No todo lo que queda sin terminar es un fracaso. Algunas cosas que no funcionaron me permitieron detenerme, reflexionar y seguir adelante con mayor claridad. Una vez transcurrido el tiempo suficiente, comprendí que esas cosas inconclusas eran, en realidad, regalos.

Báo Phụ nữ Việt NamBáo Phụ nữ Việt Nam02/02/2026

Una mañana, me desperté sintiéndome más ligero, como si acabara de abrir una ventana en el primer día de primavera. La luz del sol no era demasiado intensa, el viento no era demasiado frío; todo era perfecto para que pudiera respirar hondo.

En ese preciso instante, me di cuenta de que ya no me molestaban las cosas que no habían salido como esperaba.

La persona que una vez me lastimó ya no ocupa mis pensamientos. La tristeza de una relación rota ya no me duele el corazón cada vez que la recuerdo. Las decepciones que antes me pesaban ahora son solo recuerdos lejanos. No porque las haya olvidado, sino porque he seguido adelante.

Las emociones necesitan respirar.

Esos sentimientos no desaparecen de inmediato. Necesito reconocerlos, nombrarlos y compartirlos conmigo, como en una pausa tranquila para el café, donde puedo ser honesta conmigo misma: Estaba triste. Estaba herida. Estaba profundamente decepcionada.

Pero a veces, tengo que dejarlas a un lado. No para negarlas, sino para evitar que me consuman por completo. Porque si las dejo estar, la tristeza puede infiltrarse y eclipsar todos los momentos felices de mi vida espiritual. Escuchar mis emociones es necesario, pero saber cuándo parar también es una muestra de madurez.
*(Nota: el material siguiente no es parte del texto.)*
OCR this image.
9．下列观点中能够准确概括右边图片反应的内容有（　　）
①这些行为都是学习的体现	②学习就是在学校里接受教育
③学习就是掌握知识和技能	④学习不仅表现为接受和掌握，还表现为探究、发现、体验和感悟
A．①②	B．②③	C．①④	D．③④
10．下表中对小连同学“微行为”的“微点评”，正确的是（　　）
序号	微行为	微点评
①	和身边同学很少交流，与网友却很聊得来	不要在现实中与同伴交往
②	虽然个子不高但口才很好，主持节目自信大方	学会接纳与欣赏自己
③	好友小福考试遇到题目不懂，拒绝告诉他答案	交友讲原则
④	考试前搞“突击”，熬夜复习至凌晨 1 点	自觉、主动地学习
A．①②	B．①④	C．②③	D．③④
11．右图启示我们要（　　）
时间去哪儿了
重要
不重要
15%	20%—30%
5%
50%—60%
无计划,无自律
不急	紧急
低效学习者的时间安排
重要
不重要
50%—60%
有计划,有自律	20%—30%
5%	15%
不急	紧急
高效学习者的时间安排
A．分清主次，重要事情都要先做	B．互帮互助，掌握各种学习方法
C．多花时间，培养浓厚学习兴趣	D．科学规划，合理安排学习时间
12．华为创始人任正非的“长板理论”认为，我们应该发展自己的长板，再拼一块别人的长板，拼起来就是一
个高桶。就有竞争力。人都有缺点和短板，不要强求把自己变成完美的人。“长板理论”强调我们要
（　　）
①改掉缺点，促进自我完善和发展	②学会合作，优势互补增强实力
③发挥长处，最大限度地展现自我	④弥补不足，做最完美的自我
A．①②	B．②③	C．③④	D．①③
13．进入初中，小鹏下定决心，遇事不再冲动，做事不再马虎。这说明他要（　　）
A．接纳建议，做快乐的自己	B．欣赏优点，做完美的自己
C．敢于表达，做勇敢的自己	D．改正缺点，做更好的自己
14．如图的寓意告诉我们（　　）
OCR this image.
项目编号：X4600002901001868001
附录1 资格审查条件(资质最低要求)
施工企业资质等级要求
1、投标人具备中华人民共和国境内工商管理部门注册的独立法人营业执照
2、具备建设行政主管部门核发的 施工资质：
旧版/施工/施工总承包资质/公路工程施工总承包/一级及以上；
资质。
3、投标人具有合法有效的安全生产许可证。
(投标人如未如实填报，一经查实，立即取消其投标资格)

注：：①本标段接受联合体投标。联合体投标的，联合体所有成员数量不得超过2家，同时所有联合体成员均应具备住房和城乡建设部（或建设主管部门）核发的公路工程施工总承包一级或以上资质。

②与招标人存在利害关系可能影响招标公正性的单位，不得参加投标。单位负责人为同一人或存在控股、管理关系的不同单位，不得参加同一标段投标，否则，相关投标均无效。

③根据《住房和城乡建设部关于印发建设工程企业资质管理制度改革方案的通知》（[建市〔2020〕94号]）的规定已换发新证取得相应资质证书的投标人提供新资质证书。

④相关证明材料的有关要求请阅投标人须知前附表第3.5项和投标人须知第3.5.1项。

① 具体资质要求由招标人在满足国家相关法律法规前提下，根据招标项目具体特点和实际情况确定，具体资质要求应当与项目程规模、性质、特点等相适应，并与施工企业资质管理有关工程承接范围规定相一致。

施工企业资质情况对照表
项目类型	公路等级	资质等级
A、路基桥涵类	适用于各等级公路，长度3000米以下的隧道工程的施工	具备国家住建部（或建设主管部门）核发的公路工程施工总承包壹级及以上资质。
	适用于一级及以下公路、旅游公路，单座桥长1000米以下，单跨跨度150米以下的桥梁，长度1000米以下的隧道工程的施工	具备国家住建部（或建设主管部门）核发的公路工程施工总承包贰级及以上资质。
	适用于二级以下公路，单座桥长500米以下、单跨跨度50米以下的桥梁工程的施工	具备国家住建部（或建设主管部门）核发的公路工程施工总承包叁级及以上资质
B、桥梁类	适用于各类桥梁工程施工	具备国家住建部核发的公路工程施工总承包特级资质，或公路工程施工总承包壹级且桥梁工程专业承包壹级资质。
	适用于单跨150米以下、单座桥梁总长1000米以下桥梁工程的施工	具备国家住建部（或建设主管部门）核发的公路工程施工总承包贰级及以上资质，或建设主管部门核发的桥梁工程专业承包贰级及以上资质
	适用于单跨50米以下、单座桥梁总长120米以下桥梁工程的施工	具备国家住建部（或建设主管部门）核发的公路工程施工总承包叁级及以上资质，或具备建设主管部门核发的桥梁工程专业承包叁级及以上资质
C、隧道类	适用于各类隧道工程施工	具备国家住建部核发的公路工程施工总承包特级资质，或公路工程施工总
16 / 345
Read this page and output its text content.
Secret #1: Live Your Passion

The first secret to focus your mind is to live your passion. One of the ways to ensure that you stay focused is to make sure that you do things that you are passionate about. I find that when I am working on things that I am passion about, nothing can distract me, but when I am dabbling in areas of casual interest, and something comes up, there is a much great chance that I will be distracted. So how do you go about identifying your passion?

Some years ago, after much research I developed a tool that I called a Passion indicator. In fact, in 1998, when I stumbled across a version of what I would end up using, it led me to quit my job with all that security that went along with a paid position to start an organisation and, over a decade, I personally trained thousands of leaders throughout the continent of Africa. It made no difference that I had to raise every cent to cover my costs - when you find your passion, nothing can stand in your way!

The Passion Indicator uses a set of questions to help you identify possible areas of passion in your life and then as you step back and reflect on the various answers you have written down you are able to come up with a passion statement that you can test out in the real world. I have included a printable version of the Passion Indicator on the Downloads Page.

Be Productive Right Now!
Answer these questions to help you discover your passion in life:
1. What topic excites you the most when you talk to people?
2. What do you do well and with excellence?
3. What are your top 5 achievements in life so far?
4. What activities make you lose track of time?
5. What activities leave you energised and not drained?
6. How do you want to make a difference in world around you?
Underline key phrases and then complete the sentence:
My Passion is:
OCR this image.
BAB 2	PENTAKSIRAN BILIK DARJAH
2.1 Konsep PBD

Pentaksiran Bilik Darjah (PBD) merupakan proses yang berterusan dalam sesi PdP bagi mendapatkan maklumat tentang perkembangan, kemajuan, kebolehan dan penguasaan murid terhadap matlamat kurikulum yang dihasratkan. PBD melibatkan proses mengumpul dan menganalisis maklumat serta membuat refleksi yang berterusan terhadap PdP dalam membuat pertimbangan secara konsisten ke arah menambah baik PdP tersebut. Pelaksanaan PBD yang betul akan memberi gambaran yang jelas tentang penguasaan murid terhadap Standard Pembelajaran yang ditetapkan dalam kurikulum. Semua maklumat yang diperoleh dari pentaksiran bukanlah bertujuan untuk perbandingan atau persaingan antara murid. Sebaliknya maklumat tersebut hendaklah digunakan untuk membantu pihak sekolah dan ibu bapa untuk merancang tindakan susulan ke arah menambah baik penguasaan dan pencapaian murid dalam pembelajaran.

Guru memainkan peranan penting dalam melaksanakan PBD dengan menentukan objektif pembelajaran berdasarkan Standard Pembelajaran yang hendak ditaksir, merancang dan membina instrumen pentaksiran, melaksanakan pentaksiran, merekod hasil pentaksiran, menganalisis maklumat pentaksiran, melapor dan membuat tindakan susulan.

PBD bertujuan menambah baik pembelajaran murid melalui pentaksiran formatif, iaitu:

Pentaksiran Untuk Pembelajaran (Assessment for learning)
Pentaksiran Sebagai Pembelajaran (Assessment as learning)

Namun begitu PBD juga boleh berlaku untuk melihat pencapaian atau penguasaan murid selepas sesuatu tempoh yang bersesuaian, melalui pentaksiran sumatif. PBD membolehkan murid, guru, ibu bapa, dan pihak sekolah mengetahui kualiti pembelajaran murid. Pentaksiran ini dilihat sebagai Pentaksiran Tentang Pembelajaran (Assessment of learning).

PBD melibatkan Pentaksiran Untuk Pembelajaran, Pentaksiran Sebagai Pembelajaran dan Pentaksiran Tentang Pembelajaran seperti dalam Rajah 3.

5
Amar a la persona equivocada te ayuda a comprenderte a ti mismo.

Una vez viví un amor hermoso. Amé con todo mi corazón, creyendo que con suficiente sinceridad, todo duraría. Sin embargo, hubo momentos en que necesité a alguien que me tomara de la mano, alguien en quien apoyarme, y esa persona no estaba ahí.

Mirando hacia atrás, entiendo que algunas relaciones no están destinadas a durar, sino a enseñarme que mi valía no reside en las opiniones ni en las decisiones de los demás. Ese valor reside en saber lo que merezco y en merecer estar con alguien que realmente me comprenda y me respete, sin tener que obligarme a convertirme en otra persona.

No todos se quedaron.

La amistad es igual. Había gente que me entendía tan bien que podían adivinar lo que quería decir con solo mirarme a los ojos. Creía que pasaríamos por muchas etapas juntos, incluso toda una vida.

Pero la vida cambia, las distancias aumentan y las personas ya no son las mismas. Las palabras descuidadas y las heridas no expresadas se acumulan gradualmente, y entonces esa relación se va desvaneciendo silenciosamente.

Dejar a alguien con quien antes tenías una relación cercana no es fácil. Pero a veces tengo que dejar atrás relaciones que ya no me hacen bien, aunque nunca pensé que tendría que hacerlo.

Reduzca la velocidad para sanar.

Algunos planes no salieron como esperaba. Algunos viajes se prolongaron más de lo previsto. Hubo momentos en que me quedé atrás, sintiendo que me estaba quedando atrás de mis amigos, como si me estuviera desviando de mi camino habitual.

Pero fueron precisamente esos momentos de calma los que me ayudaron a darme cuenta: si no me hubiera detenido, probablemente habría estado agotada hace mucho tiempo. Si no hubiera aceptado bajar el ritmo, podría haber descuidado mi salud mental.

No todos los retrasos implican quedarse atrás. A veces, ir más despacio es la manera de evitar el fracaso.

Agradecido por las cosas inconclusas.

Si alguien me preguntara cómo me sentí justo después de cada revés, mi respuesta sería muy diferente. Antes me enfadaba, me resentía y me reprochaba a mí misma sin ver el panorama completo. Solo con el tiempo comprendí que cada fracaso conlleva una lección, y que cada puerta que se cierra me ayuda a evitar un camino equivocado.

Aprendí a darme tiempo. A permitirme estar triste, dolida, decepcionada. Pero también aprendí a respirar, a soltar lo que ya no me pertenecía. Y cuando tuve la calma suficiente para mirar atrás, comprendí que algunas cosas que no funcionaron eran, en realidad, la forma silenciosa en que la vida me protegía.

Sentir gratitud por las cosas inconclusas es también cuando realmente maduro.